Maria Montessori had many scientific justifications for the three-year cycle. However, my aim is not to give you her principals, but to impart greater understanding to the advantage of continuing through the Montessori Tides three-year cycle.
In a previous blog post we discussed a few foundational benefits of the three-year cycle. Such as, a securer environment and the development of a very special teacher-student bond; giving the child excellent experience in adult social relationships. Apart from that, we want to discuss the social position within the classroom community, and how it equips the child both socially and academically.
Contrary to tradition, the Montessori Tides classroom is a community in which children of different ages cooperate instead of compete with each other. This inevitably leads to feelings of respect for each other and to a more productive work environment. Just like in a family, there are several positions within each classroom community: the youngest, the middle child, and the oldest child. Unlike in a family, however, the child does not hold her position by birth for a lifetime. Her position in the Montessori Tides classroom changes each year repeating in three-year cycles. During each cycle the child is able to be the leader, the “new kid”, and the one in the middle.
Naturally each position carries with it unique responsibilities. In general, the youngest child is the unassuming observer. The middle one has the pleasure of no longer being the youngest but is kept humble by the oldest child, who, in turn, tends to be the leader. Thus the position of the oldest brings with is a certain level of social responsibility. The younger ones learn by observing the older ones, while the older ones help teach the younger ones and must set good examples for them. Children tend to be less inhibited when learning from their peers. Dr. Montessori said, “ There are many things which no teacher can convey to a child of three, but a child of five can do it with the utmost ease. Our schools show that children of different ages help one another. The younger one sees what the older ones are doing and ask for explanations.” The three-year cycle, therefore, sets the stage for a great amount of indirect learning. The various roles and responsibilities the Montessori Tides child has the opportunity to experience teaches tremendous social skills. Henry Franklin in his good-bye speech to lower elementary thanked his friend Julia for teaching him how to be a good friend. Our classroom community foreshadows what the child will one day experience in society at large, depositing now in the most formative years the skills needed.

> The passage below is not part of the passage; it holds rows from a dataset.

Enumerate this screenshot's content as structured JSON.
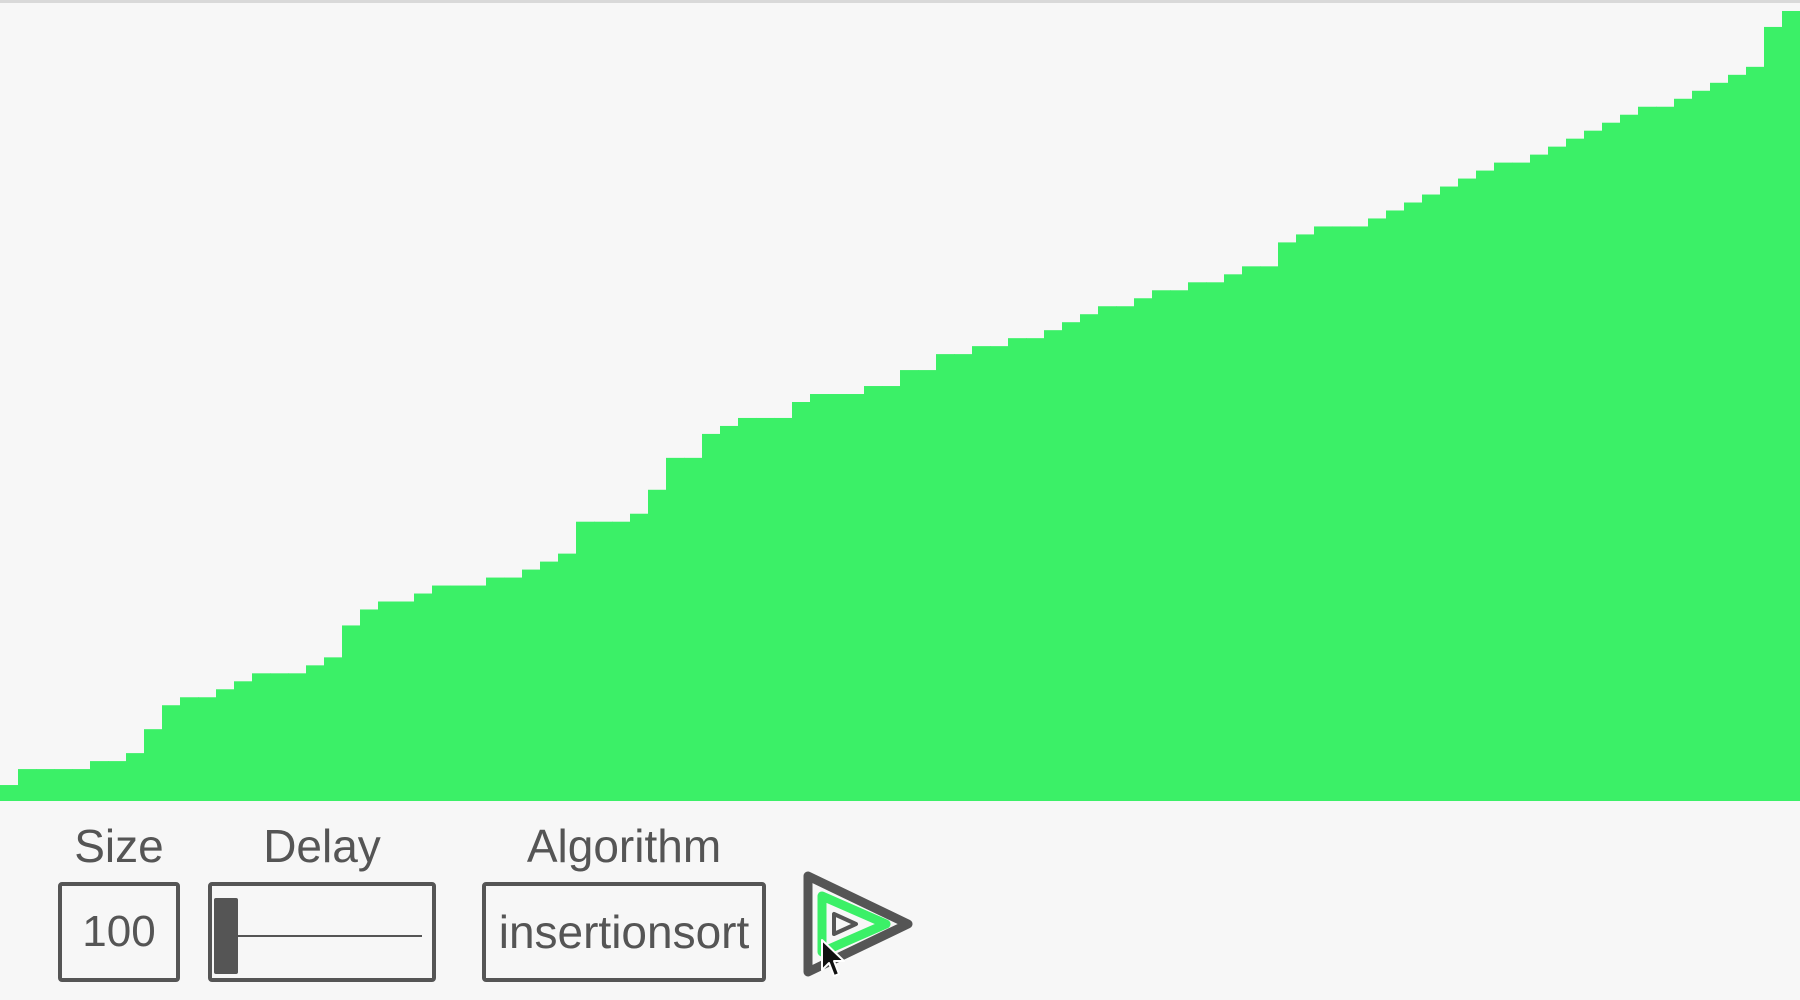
{
  "colors": {
    "bar": "#3bf067",
    "background": "#f7f7f7",
    "control": "#555555"
  },
  "chart_data": {
    "type": "bar",
    "title": "",
    "xlabel": "",
    "ylabel": "",
    "ylim": [
      0,
      100
    ],
    "values": [
      2,
      4,
      4,
      4,
      4,
      5,
      5,
      6,
      9,
      12,
      13,
      13,
      14,
      15,
      16,
      16,
      16,
      17,
      18,
      22,
      24,
      25,
      25,
      26,
      27,
      27,
      27,
      28,
      28,
      29,
      30,
      31,
      35,
      35,
      35,
      36,
      39,
      43,
      43,
      46,
      47,
      48,
      48,
      48,
      50,
      51,
      51,
      51,
      52,
      52,
      54,
      54,
      56,
      56,
      57,
      57,
      58,
      58,
      59,
      60,
      61,
      62,
      62,
      63,
      64,
      64,
      65,
      65,
      66,
      67,
      67,
      70,
      71,
      72,
      72,
      72,
      73,
      74,
      75,
      76,
      77,
      78,
      79,
      80,
      80,
      81,
      82,
      83,
      84,
      85,
      86,
      87,
      87,
      88,
      89,
      90,
      91,
      92,
      97,
      99
    ]
  },
  "controls": {
    "size_label": "Size",
    "size_value": "100",
    "delay_label": "Delay",
    "delay_value": 0,
    "algorithm_label": "Algorithm",
    "algorithm_value": "insertionsort"
  },
  "icons": {
    "play": "play-icon",
    "cursor": "mouse-cursor-icon"
  }
}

By laying a solid relational foundation as displayed in the 3-year cycle, we allow the child to excel and develop academically. Ms. Nancy offered this observation. “The ground work is laid the first two years and the culmination becomes evident in that third year. Often it is in the third year that the child sees the abstract of all the concrete they have practiced. If they leave in the middle of a three-year cycle, it is like breaking any cycle. They just aren’t finished yet. Their leadership role is maximized the third year with them internalizing all they have learned.” Then they enter their next school system with excellent academic knowledge and social skills necessary for a successful transition.
Something that is often overlooked and is at the very heart of our school, is to see each student complete the full three year cycle, thus gaining all Montessori Tides has to offer.